Abstract

Analyzing and predicting the dynamics of opinion formation in the context of social environments are problems that attracted much attention in literature. While grounded in social psychology, these problems are nowadays popular within the artificial intelligence community, where opinion dynamics are often studied via game-theoretic models in which individuals/agents hold opinions taken from a fixed set of discrete alternatives, and where the goal is to find those configurations where the opinions expressed by the agents emerge as a kind of compromise between their innate opinions and the social pressure they receive from the environments. As a matter of facts, however, these studies are based on very high-level and sometimes simplistic formalizations of the social environments, where the mental state of each individual is typically encoded as a variable taking values from a Boolean domain. To overcome these limitations, the paper proposes a framework generalizing such discrete preference games by modeling the reasoning capabilities of agents in terms of weighted propositional logics. It is shown that the framework easily encodes different kinds of earlier approaches and fits more expressive scenarios populated by conformist and dissenter agents.
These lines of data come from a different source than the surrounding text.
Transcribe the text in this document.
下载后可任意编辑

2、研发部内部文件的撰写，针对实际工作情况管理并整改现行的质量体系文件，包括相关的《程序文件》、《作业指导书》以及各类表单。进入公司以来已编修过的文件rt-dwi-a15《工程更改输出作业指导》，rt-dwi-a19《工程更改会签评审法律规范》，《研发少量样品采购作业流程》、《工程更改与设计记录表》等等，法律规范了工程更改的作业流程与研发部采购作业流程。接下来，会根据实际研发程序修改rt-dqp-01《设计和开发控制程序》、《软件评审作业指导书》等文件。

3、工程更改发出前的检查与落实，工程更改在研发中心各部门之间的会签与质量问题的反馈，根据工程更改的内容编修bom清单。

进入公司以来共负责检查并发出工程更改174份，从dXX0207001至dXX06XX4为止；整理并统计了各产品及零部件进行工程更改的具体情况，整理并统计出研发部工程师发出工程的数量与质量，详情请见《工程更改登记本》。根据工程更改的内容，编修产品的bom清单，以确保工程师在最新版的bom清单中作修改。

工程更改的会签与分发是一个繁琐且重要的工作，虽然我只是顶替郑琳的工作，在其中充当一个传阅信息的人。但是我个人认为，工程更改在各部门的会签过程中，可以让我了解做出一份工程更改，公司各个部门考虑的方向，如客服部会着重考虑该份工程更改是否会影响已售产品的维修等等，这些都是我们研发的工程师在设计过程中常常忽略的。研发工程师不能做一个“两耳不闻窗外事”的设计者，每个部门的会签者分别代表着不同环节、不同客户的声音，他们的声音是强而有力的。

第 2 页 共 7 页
Problems related to the existence and computation of stable configurations are studied, under different theoretical assumptions on the structural shape of the social interactions and on the class of logic formulas that are allowed. Remarkably, during its trip to identify some relevant tractability islands, the paper devises a novel technical machinery whose significance goes beyond the specific application to analyzing opinion formation and diffusion, since it significantly enlarges the class of Integer Linear Programs that were known to be tractable so far.